Fairies told their relatives they had passed, after they’d translated to spirit form. I wondered why Claudine had appeared to Dillon instead of to her brother, and I asked Claude, phrasing it as tactfully as I could.
“The next oldest receives the vision,” Claude said stiffly. “Our sister, Claudette, appeared to me, since I was older than her by a minute. Claudine made her death ritual to our father, since she was older than I.”
“So she told your dad she wanted you to have her share of the clubs?” It was pretty lucky for Claude that Claudine had let someone else know about her wishes. I wondered what happened if the oldest fae in the line was the one who was doing the dying. I’d save that question for later.
“Yes. Her share of the house. Her car. Though I already had one.” For some reason, Claude was looking self-conscious. And guilty. Why on earth would he look guilty?
“How do you ride in it?” I asked, sidetracked. “Since fairies have such issues with iron?”
“I wear the invisible gloves over exposed skin,” he said. “I put them on after every shower. And I’ve built up a little more tolerance with every decade of living in the human world.”
I returned to the letter. “There may be more I can do for you. I will let you know. Claudine left you a gift.”
“Oh, Claudine left me something, too?

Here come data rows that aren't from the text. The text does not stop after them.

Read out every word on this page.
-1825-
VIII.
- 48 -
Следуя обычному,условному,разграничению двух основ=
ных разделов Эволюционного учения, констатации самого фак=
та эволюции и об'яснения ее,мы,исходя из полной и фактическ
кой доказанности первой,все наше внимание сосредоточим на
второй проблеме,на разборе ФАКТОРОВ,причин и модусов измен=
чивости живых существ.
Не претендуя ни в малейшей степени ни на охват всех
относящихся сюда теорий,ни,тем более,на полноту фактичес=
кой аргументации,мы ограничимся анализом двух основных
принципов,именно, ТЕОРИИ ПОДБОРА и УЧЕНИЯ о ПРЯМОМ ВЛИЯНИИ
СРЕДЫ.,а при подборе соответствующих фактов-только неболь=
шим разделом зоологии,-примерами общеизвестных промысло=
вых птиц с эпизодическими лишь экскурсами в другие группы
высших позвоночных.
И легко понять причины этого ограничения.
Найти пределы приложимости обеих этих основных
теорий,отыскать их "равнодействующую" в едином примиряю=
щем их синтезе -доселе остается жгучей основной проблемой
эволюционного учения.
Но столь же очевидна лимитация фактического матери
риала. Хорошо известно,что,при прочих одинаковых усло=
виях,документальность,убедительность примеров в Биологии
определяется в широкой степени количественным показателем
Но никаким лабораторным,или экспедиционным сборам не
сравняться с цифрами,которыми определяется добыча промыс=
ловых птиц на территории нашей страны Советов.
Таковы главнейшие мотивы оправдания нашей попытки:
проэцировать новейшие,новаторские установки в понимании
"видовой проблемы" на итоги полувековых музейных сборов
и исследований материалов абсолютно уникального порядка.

What?” I looked up at Claude, who didn’t look exactly pleased. I think he hadn’t known the contents of the letter for certain. If Niall hadn’t revealed Claudine’s legacy, Claude might not have. Fairies don’t lie, but they don’t
always tell all the truth, either.
“She left you the money in her bank account,” he said, resigned. “It contains her wages from the department store and her share of the income from the clubs.”
“Aw. that was so nice of her.” I blinked a couple of times. I tried not to touch my savings account, and my checking account wasn’t too healthy because I’d missed a lot of work recently. Plus, my tips had suffered because I’d been so down. Smiling waitresses make more than sad waitresses.

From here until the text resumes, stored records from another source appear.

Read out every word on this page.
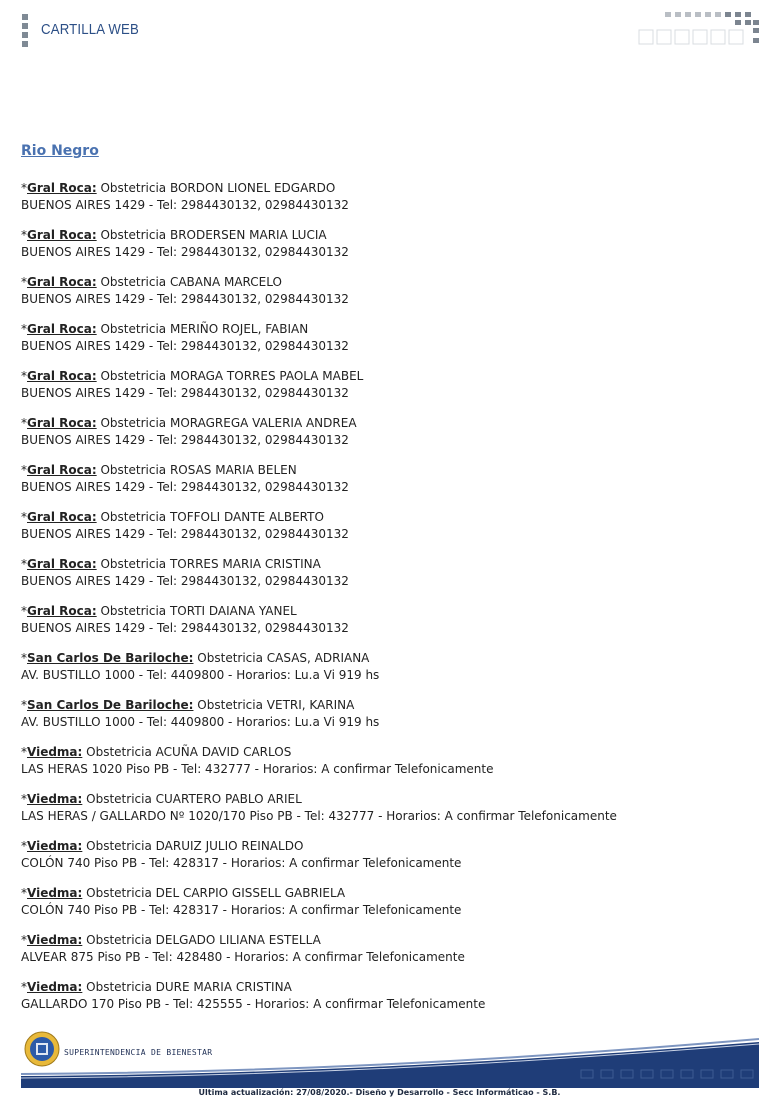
CARTILLA WEB
Rio Negro
*Gral Roca: Obstetricia BORDON LIONEL EDGARDO
BUENOS AIRES 1429 - Tel: 2984430132, 02984430132
*Gral Roca: Obstetricia BRODERSEN MARIA LUCIA
BUENOS AIRES 1429 - Tel: 2984430132, 02984430132
*Gral Roca: Obstetricia CABANA MARCELO
BUENOS AIRES 1429 - Tel: 2984430132, 02984430132
*Gral Roca: Obstetricia MERIÑO ROJEL, FABIAN
BUENOS AIRES 1429 - Tel: 2984430132, 02984430132
*Gral Roca: Obstetricia MORAGA TORRES PAOLA MABEL
BUENOS AIRES 1429 - Tel: 2984430132, 02984430132
*Gral Roca: Obstetricia MORAGREGA VALERIA ANDREA
BUENOS AIRES 1429 - Tel: 2984430132, 02984430132
*Gral Roca: Obstetricia ROSAS MARIA BELEN
BUENOS AIRES 1429 - Tel: 2984430132, 02984430132
*Gral Roca: Obstetricia TOFFOLI DANTE ALBERTO
BUENOS AIRES 1429 - Tel: 2984430132, 02984430132
*Gral Roca: Obstetricia TORRES MARIA CRISTINA
BUENOS AIRES 1429 - Tel: 2984430132, 02984430132
*Gral Roca: Obstetricia TORTI DAIANA YANEL
BUENOS AIRES 1429 - Tel: 2984430132, 02984430132
*San Carlos De Bariloche: Obstetricia CASAS, ADRIANA
AV. BUSTILLO 1000 - Tel: 4409800 - Horarios: Lu.a Vi 919 hs
*San Carlos De Bariloche: Obstetricia VETRI, KARINA
AV. BUSTILLO 1000 - Tel: 4409800 - Horarios: Lu.a Vi 919 hs
*Viedma: Obstetricia ACUÑA DAVID CARLOS
LAS HERAS 1020 Piso PB - Tel: 432777 - Horarios: A confirmar Telefonicamente
*Viedma: Obstetricia CUARTERO PABLO ARIEL
LAS HERAS / GALLARDO Nº 1020/170 Piso PB - Tel: 432777 - Horarios: A confirmar Telefonicamente
*Viedma: Obstetricia DARUIZ JULIO REINALDO
COLÓN 740 Piso PB - Tel: 428317 - Horarios: A confirmar Telefonicamente
*Viedma: Obstetricia DEL CARPIO GISSELL GABRIELA
COLÓN 740 Piso PB - Tel: 428317 - Horarios: A confirmar Telefonicamente
*Viedma: Obstetricia DELGADO LILIANA ESTELLA
ALVEAR 875 Piso PB - Tel: 428480 - Horarios: A confirmar Telefonicamente
*Viedma: Obstetricia DURE MARIA CRISTINA
GALLARDO 170 Piso PB - Tel: 425555 - Horarios: A confirmar Telefonicamente
SUPERINTENDENCIA DE BIENESTAR
Ultima actualización: 27/08/2020.- Diseño y Desarrollo - Secc Informáticao - S.B.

I could sure use a few hundred dollars. Maybe I could buy some new clothes, and I really needed a new toilet in the hall bathroom. “How do you do a transfer like that?”
“You’ll get a check from Mr. Cataliades. He is handling the estate.”
Mr. Cataliades—if he had a first name, I’d never heard it—was a lawyer, and he was also (mostly) a demon. He handled the human legal affairs of many supernaturals in Louisiana. I felt subtly better when Claude said his name, because I knew Mr. Cataliades had no bone to pick with me.
Well, I had to make up my mind about Claude’s housemate proposal.
“Let me make a phone call,” I said, and pointed to the coffeepot. “If you need some more, I can make some. Are you hungry?”
Claude shook his head.
“Then after I call Amelia, you and I need to have a little chitchat.” I went to the phone in my bedroom. Amelia was an earlier riser than me, because my job kept me up late. She answered her cell phone on the second ring. “Sookie,” she said, and she didn’t sound as gloomy as I’d anticipated. “What’s up?”
I couldn’t think of any casual way to lead into my question. “My cousin would like to stay here for a while,” I said. “He could use the bedroom across from mine, but if he stays upstairs, we’d each have a little more privacy. If you’re coming back anytime soon, of course he’ll go on and put his stuff in the downstairs bedroom. I just didn’t want you to come back to find someone sleeping in your bed.”
There was a long silence. I braced myself.
“Sookie,” she said, “I love you. You know that. And I loved living with you. It was a godsend to have somewhere to go after that thing with Bob. But right now I’m stuck in New Orleans for a while. I’m just. in the middle of a lot of stuff.”